Pilav’ı görmeye gittik.
Hayvan hastanesinde yatıyor.
Yapının girişinde Veteriner Hekim Bige Hanım.
Üzgünlüğü hemen belli oluyor.
Dokunsan ağlayacak.
Dokunmaya gerek kalmadı, ağlıyor.
Yavru bir kedi iyileşememiş, ölmüş.
Bir yandan kediye üzülüyor, diğer yandan sahibine nasıl söyleyeceğine tasalanıyor.
Sahibi geldi.
Genç bir kızcağız.
Bige Hanım’ın görünüşünden etkilendi; yitirdik deme sakın dedi ama öyleydi.
Hıçkırıklar, gözyaşları.
Ben de üzüldüm.
Hastahanelerde üzülmemek olanaksız.
Bekleyen bir köpek var.
Zayıf, uzun tüylü, iri kulaklı, kahverengi bir şey.

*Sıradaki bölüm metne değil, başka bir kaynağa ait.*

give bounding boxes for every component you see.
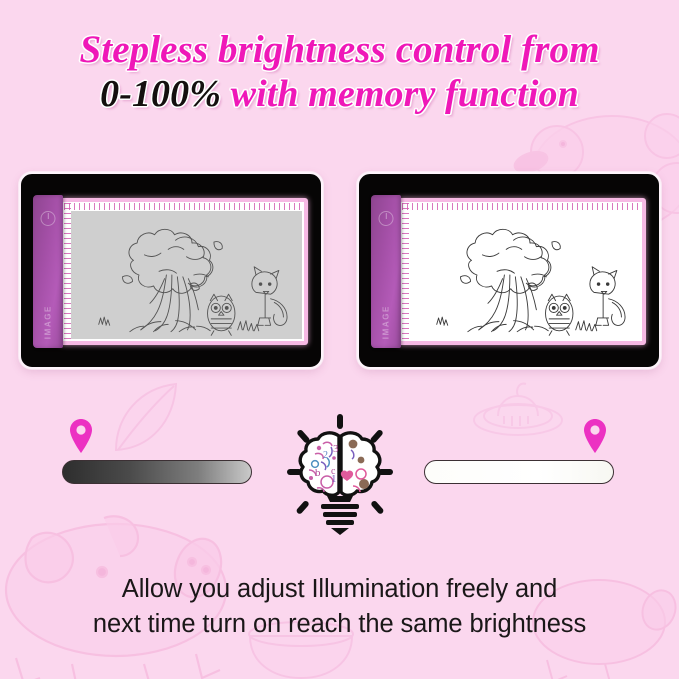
ruler-top-ticks — [64, 203, 303, 210]
svg-text:2: 2 — [323, 450, 328, 461]
brightness-slider-low[interactable] — [62, 460, 252, 484]
light-pad-panel — [397, 198, 646, 345]
brand-label: IMAGE — [44, 305, 53, 339]
caption-line-1: Allow you adjust Illumination freely and — [0, 572, 679, 607]
control-strip[interactable]: IMAGE — [371, 195, 401, 348]
brightness-slider-high[interactable] — [424, 460, 614, 484]
caption-line-2: next time turn on reach the same brightn… — [0, 607, 679, 642]
caption: Allow you adjust Illumination freely and… — [0, 572, 679, 641]
map-pin-icon[interactable] — [68, 418, 94, 454]
drawing-surface-dim — [71, 211, 302, 339]
ruler-top-ticks — [402, 203, 641, 210]
brain-lightbulb-icon: 3 2 c b 1 — [287, 414, 393, 536]
slider-track-light[interactable] — [424, 460, 614, 484]
product-feature-banner: Stepless brightness control from 0-100% … — [0, 0, 679, 679]
control-strip[interactable]: IMAGE — [33, 195, 63, 348]
headline-line-2-pink: with memory function — [231, 73, 579, 115]
light-pad-panel — [59, 198, 308, 345]
svg-text:b: b — [315, 467, 321, 479]
svg-text:3: 3 — [333, 443, 339, 455]
power-icon[interactable] — [41, 211, 56, 226]
headline: Stepless brightness control from 0-100% … — [0, 30, 679, 114]
drawing-surface-bright — [409, 211, 640, 339]
light-pad-device-bright[interactable]: IMAGE — [357, 172, 661, 369]
cupcake-watermark — [468, 376, 568, 438]
light-pad-surface — [63, 202, 304, 341]
slider-track-dark[interactable] — [62, 460, 252, 484]
ruler-left-ticks — [64, 203, 71, 340]
power-icon[interactable] — [379, 211, 394, 226]
brand-label: IMAGE — [382, 305, 391, 339]
headline-line-2: 0-100% with memory function — [0, 75, 679, 114]
light-pad-surface — [401, 202, 642, 341]
ruler-left-ticks — [402, 203, 409, 340]
headline-line-1: Stepless brightness control from — [0, 30, 679, 70]
svg-text:1: 1 — [331, 473, 337, 485]
headline-range-value: 0-100% — [100, 73, 221, 115]
light-pad-device-dim[interactable]: IMAGE — [19, 172, 323, 369]
leaf-watermark — [96, 370, 216, 466]
map-pin-icon[interactable] — [582, 418, 608, 454]
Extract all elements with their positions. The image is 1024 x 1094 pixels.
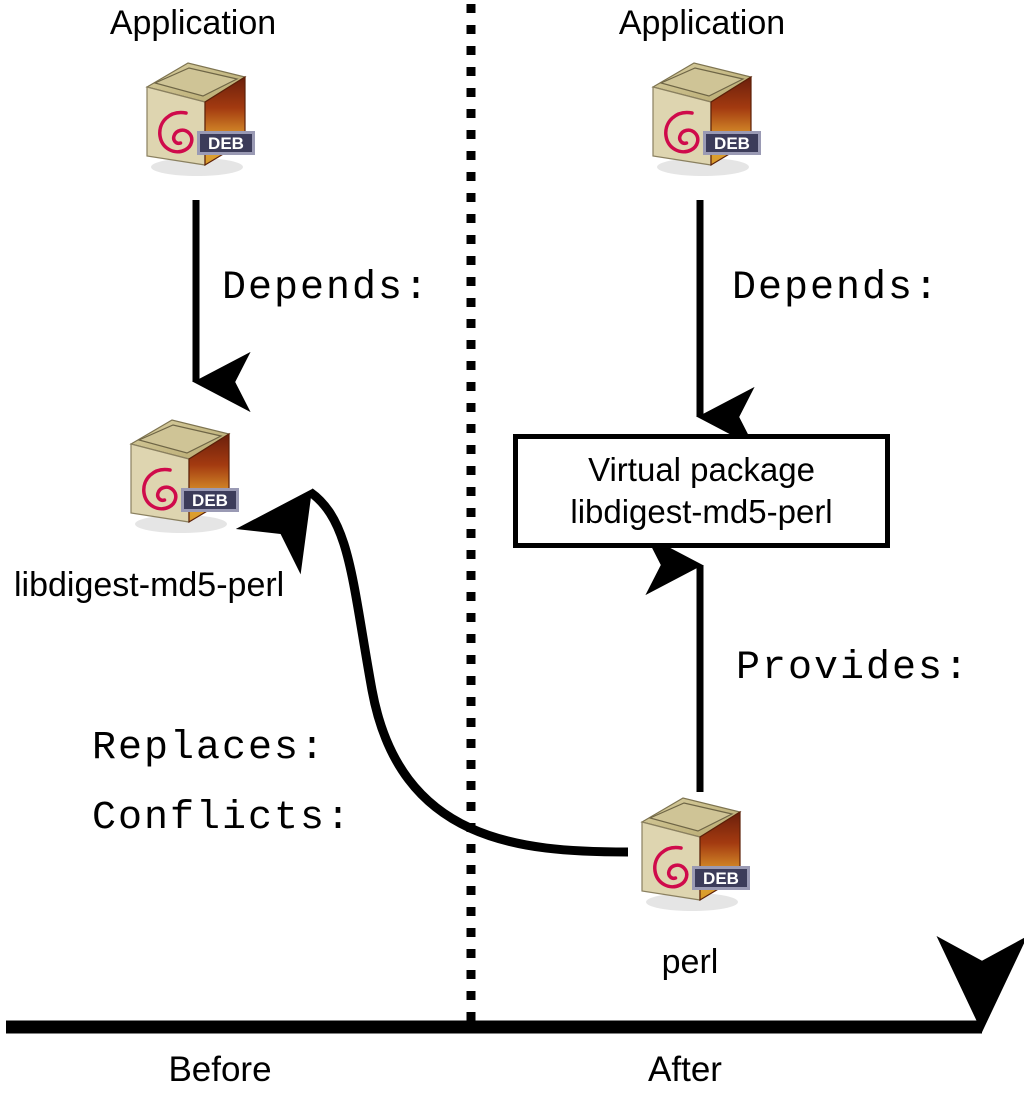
deb-badge: DEB (197, 131, 255, 155)
libdigest-package-icon: DEB (117, 412, 242, 537)
perl-package-label: perl (590, 942, 790, 982)
app-package-icon-before: DEB (133, 55, 258, 180)
provides-label: Provides: (736, 646, 970, 692)
conflicts-label: Conflicts: (92, 796, 352, 842)
virtual-package-line2: libdigest-md5-perl (570, 491, 832, 533)
svg-text:DEB: DEB (192, 491, 228, 510)
libdigest-package-label: libdigest-md5-perl (14, 565, 364, 605)
replaces-label: Replaces: (92, 726, 326, 772)
deb-badge: DEB (692, 866, 750, 890)
deb-badge: DEB (181, 488, 239, 512)
svg-text:DEB: DEB (703, 869, 739, 888)
svg-text:DEB: DEB (208, 134, 244, 153)
depends-label-after: Depends: (732, 266, 940, 312)
virtual-package-box: Virtual package libdigest-md5-perl (513, 434, 890, 548)
page-title-after: Application (552, 3, 852, 43)
deb-badge: DEB (703, 131, 761, 155)
perl-package-icon: DEB (628, 790, 753, 915)
virtual-package-line1: Virtual package (588, 449, 815, 491)
diagram-canvas: Application Application (0, 0, 1024, 1094)
app-package-icon-after: DEB (639, 55, 764, 180)
page-title-before: Application (43, 3, 343, 43)
timeline-label-after: After (585, 1050, 785, 1090)
timeline-label-before: Before (120, 1050, 320, 1090)
depends-label-before: Depends: (222, 266, 430, 312)
svg-text:DEB: DEB (714, 134, 750, 153)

Ağzından kan geliyor; kansermiş.
Sessiz, bitkin.
Sahibi orta yaşlı kadın; hasta köpekten daha bitkin.
Yine üzüldüm.
Bu arada Pilav getirildi.
Pilav da bir kedi; yavru sayılır.
Epey iyileşmiş: kıpır kıpır, yerinde duramıyor, eğlence istiyor. tırmalamak, dişlemek istiyor.
Sevindim.
Gerçi sokaktan alınıp buraya getirilmiş ancak insana yakınlığından belli ki ev kedisiyken sokağa atılmış.
Hülya Hanım, oturduğu yapının bahçesinde koruyup gözetmeye başlamış.
Adını pilav yerken almış.
Ben ilk kez görüyorum.
Sevdim.
Dünya işte: Kimine düğün kimine ölüm; kimine yas, kimine sevinç.